2.78, the corrected flux 12.89m / day after drying is 0.08. Therefore, the blocking resistance due to the fouling layer is 2.78-0.0 before drying.
5 = 2.73, but after drying, it decreased to 0.08-0.05 = 0.03, which means that the resistance to closure by the fouling layer was restored to about 99%.

[0025]

As described above, according to the present invention, the fouling layer can be reliably removed without using chemical cleaning. Therefore, if the present invention is implemented for the purpose of restoring the membrane filtration performance, the following many effects can be obtained. The number of times of chemical cleaning, which is difficult to maintain, can be reduced. The amount of treatment and disposal of chemical waste liquid can be reduced. Since the necessity of considering the frequency of occurrence of chemical cleaning is reduced, the design value of the membrane filtration flux can be increased. As a result, it is possible to drastically reduce the maintenance and management cost mainly including the membrane facility construction cost and the membrane replacement cost.

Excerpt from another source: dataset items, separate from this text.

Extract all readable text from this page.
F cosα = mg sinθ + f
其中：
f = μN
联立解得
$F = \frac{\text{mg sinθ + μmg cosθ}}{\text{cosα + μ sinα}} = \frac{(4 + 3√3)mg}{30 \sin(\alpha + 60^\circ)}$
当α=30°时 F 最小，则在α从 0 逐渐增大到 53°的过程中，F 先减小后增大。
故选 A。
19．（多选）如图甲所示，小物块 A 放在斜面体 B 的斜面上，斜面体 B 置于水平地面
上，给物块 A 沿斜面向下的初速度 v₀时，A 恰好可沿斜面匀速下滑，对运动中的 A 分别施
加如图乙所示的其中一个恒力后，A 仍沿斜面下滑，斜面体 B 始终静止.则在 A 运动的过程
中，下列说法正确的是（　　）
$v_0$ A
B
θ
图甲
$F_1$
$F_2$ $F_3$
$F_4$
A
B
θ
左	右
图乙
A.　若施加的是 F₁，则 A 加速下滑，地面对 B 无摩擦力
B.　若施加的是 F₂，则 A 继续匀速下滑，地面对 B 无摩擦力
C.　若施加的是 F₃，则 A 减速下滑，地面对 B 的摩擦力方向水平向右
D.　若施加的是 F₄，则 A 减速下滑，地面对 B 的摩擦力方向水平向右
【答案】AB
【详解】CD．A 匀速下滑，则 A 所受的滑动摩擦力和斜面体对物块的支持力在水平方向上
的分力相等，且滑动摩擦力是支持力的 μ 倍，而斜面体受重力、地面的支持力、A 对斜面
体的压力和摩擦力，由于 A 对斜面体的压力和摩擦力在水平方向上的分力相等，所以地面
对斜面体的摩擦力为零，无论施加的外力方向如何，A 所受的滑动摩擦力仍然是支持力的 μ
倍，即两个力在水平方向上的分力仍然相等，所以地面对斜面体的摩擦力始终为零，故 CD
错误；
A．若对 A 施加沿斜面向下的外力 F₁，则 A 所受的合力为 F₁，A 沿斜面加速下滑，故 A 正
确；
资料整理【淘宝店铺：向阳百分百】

Further, if the present invention is carried out for the purpose of pretreatment for chemical cleaning, the following many effects can be obtained. Since the burden of chemical cleaning is reduced, it is possible to reduce the chemical solution concentration, shorten the chemical cleaning time, and reduce the amount of chemical used. Since the concentration of the waste liquid also decreases, the treatment and disposal thereof become easy. Since the safety of operation is enhanced and the deterioration such as corrosion of the liquid contact part is reduced, the material cost of the apparatus can be reduced. Since there is little denaturation (concentration reduction, contamination) of the cleaning solution, the chemical solution can be reused. For example, even when an aqueous solution of sodium hypochlorite is used as a cleaning solution, generation of by-products having high toxicity and onset can be suppressed. Since the concentration of the washing solution is low, the amount of washing water for washing away the residual chemical solution can be reduced, and the washing time can be shortened.

[Brief description of the drawings]

FIG. 1 is a sectional view showing an embodiment of the present invention.

FIG. 2 is a cross-sectional view illustrating a drying step of the present invention.

[Explanation of symbols]

1 ceramic membrane element, 2 casing, 3 primary side raw water supply port, 4 secondary side membrane filtered water outlet, 5
Upper opening

────────────────────────────────────────────────── ─── Continuation of the front page (56) References JP-A-7-251041 (JP, A) JP-A-5-220499 (JP, A) JP-A 8-39062 (JP, A) (58) Field (Int.Cl. ⁷ , DB name) B01D 65/02

Claims (5)

(57) [Claims] 1. A method for removing a fouling layer formed on a membrane surface, wherein the fouling layer formed on the membrane surface by membrane filtration is shrunk by drying and peeled off from the membrane surface. 2. A pretreatment for chemical cleaning, wherein a fouling layer formed on a membrane surface by membrane filtration is shrunk by drying and peeled off from the membrane surface. How to remove layers. 3. The method for removing a fouling layer formed on a film surface according to claim 1, wherein the dried and shrunk fouling layer is separated from the film surface by a gas or a liquid. 4. The method for removing a fouling layer formed on a film surface according to claim 1, wherein the fouling layer is dried by ventilation to the primary side of the film. 5. The membrane surface of a membrane element of a casing storage type or a membrane element immersed in a bath.
5. The method for removing a fouling layer formed on a film surface according to any one of 4.